Traditional anatomical landmark technique for vascular cannulation, have been a source for various failures and complications.
On the other hand, ultrasound-guided vascular cannulation has been shown to improve first pass success, reduce the number of attempts, improve patient’s satisfaction and reduce overall procedure-related complications.
Since vascular structures are superficial, a linear array transducer (7–10MHz) SIFULTRAS-5.34 is commonly used to recognize the vessels, with the selection of a preset corresponding to veins or arteries, as the case may be.

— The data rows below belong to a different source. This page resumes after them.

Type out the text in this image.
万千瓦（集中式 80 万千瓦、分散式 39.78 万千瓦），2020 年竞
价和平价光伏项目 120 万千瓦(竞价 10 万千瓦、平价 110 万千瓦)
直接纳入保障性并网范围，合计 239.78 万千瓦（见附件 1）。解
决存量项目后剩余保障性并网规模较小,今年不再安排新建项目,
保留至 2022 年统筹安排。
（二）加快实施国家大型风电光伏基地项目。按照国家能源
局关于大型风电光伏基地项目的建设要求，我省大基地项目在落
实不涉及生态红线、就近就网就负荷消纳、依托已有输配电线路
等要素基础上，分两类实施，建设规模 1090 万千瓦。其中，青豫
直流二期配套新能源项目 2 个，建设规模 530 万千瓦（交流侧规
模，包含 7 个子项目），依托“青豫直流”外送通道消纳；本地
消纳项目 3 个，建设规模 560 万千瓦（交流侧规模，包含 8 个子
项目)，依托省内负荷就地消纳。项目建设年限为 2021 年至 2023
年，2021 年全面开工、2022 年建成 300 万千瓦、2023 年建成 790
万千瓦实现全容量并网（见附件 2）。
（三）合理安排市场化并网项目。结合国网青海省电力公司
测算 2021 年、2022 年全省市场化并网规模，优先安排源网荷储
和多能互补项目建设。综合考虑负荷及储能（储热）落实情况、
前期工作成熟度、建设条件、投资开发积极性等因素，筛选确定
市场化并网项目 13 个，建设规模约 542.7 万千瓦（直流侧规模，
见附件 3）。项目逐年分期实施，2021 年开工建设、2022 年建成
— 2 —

Ultrasound-guided vascular cannulation is becoming the modality of choice to obtain tool to obtain a secure vascular access in critical care patients.
Depth, gain and focal zones are the most important machine parameters that practitioners always need to optimize to carry out the best possible evaluation on the vessels. Preferably, tissue harmonic imaging must be switched off, especially for further needle recognition.
Nonetheless, to summarize and simplify the fundamental sonographic aspects at the moment of deciding and executing an ultrasound-guided vascular access, and it also intends to highlight some aspects related to the optimal training for this practice. It goes as follows;
After recognizing the vascular structures, the next step is selecting an adequate vessel to be successfully cannulated In all cases, the selected vessel must be permeable, must be as superficial as possible, and have a secure pathway regarding the predicted travel of the needle, avoiding possible damage of key structures.
Once a target vessel is selected, cannulation can be executed using an static technique or using a dynamic or real-time technique, consisting in observing the screen for direct or indirect signs of the needle entering into the vesse. Both US techniques are more successful for cannulation in comparison with the landmark technique.
Ultrasound guidance can be used for placing central venous catheters as well as for placing peripheral venous catheters. Clinicians who place central venous access devices (occasionally or frequently) are strongly encouraged to learn ultrasound-guided techniques.
A vascular surgeon diagnoses, treats, and manages conditions in your arteries and veins, also called your blood vessels.
Although the information we provide is used but doctors, radiologists, medical staff to perform their procedures, clinical applications, the Information contained in this article is for consideration only. We can’t be responsible for misuse of the device nor for the device suitability with each clinical application or procedure mentioned in this article.
Doctors, radiologists or medical staff must have the proper training and skills to perform the procedure with each ultrasound scanner device.